Par ELIASSE BASSÈNE
Il y a des mensonges qu’une toge, fut-elle parisienne, ne saurait maquiller. En affirmant lors d’une conférence de presse, tenue ce jeudi à Dakar qu’il ” n’existe pas une dette cachée au Sénégal, mais des rapoorts cachés” Maître Olivier Sur, l’avocat français du président déchu Macky Sall, n’a pas seulement insulté l’intelligence du peuple sénégalais, il a surtout craché sur la vérité, sur les faits, et sur la mémoire d’une décennie de prédations étatiques.
Non Maître Sur! La dette cachée n’est pas une invention. Elle a été documentée, chiffrée, vérifiée. Les rapports de la Cour des Comptes qui les pointaient du doigt ont bel et bien été produits sous le régime de Macky Sall, mais tenus sous scellés par le principal intéressé lui-même. Pendant trois longues années, le Sénégal est resté sans publication de rapport de la Cour des Comptes. Trois années d’omerta budgétaire.
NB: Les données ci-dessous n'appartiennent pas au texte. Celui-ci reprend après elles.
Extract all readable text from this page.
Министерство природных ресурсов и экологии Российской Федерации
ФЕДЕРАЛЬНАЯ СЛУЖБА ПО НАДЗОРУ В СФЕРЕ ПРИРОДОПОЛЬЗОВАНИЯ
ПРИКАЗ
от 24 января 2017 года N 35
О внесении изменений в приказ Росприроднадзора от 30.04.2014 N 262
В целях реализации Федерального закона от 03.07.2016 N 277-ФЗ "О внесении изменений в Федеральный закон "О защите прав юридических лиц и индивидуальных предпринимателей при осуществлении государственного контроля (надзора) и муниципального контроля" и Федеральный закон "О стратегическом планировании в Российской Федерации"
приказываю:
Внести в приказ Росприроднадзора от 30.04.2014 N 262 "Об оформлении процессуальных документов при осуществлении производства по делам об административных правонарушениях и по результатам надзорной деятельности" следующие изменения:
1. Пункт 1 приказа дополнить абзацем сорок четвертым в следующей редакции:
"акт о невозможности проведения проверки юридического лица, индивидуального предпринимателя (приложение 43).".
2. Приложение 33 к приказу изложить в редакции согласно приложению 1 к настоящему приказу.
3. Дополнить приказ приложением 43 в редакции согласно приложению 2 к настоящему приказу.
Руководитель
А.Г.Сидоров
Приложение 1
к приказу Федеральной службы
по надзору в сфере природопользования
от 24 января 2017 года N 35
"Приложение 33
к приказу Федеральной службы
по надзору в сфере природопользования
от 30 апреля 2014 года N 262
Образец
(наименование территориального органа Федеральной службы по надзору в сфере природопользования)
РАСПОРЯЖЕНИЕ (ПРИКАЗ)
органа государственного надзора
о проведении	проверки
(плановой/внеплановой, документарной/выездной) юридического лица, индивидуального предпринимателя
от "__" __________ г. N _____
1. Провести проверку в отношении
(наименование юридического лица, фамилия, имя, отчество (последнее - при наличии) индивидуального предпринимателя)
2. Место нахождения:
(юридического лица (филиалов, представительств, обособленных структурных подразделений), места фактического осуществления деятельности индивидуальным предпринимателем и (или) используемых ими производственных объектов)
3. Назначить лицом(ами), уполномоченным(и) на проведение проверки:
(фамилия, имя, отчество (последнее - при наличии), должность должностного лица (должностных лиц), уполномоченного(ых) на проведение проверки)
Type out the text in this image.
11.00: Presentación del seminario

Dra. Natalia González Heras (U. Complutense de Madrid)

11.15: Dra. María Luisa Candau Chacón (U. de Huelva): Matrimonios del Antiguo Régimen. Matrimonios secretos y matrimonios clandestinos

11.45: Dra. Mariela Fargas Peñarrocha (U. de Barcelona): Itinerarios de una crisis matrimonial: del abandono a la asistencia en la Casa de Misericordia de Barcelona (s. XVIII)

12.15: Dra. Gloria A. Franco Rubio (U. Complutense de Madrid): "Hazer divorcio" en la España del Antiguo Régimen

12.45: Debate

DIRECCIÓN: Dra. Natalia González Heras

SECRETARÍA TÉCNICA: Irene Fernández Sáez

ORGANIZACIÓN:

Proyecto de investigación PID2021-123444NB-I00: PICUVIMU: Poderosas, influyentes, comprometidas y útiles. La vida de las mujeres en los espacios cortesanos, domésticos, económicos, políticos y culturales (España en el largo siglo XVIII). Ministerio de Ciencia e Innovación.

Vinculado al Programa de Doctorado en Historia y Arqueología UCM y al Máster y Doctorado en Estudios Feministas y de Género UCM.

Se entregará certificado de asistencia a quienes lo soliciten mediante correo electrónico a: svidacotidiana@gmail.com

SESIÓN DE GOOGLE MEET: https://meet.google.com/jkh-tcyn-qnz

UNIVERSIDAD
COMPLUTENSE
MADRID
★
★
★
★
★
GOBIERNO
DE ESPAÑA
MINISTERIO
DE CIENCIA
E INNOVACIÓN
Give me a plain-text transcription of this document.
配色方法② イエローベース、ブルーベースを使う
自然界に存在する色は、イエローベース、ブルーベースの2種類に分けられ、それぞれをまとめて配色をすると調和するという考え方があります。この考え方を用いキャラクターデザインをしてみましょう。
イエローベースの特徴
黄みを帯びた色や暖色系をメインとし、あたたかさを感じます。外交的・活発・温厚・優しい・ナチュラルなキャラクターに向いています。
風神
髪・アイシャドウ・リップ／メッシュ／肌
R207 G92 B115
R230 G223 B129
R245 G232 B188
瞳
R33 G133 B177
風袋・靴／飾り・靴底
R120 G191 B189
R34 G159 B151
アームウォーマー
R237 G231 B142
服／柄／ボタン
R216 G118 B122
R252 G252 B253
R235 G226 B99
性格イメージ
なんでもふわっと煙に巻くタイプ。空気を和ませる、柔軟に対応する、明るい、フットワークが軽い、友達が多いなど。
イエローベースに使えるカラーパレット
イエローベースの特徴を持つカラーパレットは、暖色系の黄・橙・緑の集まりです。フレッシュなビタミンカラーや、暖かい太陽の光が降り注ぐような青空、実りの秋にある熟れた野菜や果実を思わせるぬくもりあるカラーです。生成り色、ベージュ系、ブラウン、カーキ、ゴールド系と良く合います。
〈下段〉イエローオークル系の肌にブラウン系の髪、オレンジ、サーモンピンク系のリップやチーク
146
Trois années de mensonge d’Etat. Pourquoi?
Parce que ces rapports mettaient à nu une gestion opaque, nébuleuse, mafieuse des finances publiques. Parce qu’ils révèlaient que la dette publique sénégalaise, sous-évaluée à dessein, servait avant tout à entretenir un système de connivence, d’enrichissement personnel et de clientélisme politique. Et voici que ses avocats, sortis du bois, pour tenter une opération désespérée de blanchiment moral. Une entreprise de désinformation savamment orchestrée pour semer le doute et installer la confusion au sein de l’opinion nationale et internationale. Une diversion grossière, au moment même où le FMI ( ce n’est pas rien), a reconnu publiquement l’existence d’une dette cachée au Sénégal.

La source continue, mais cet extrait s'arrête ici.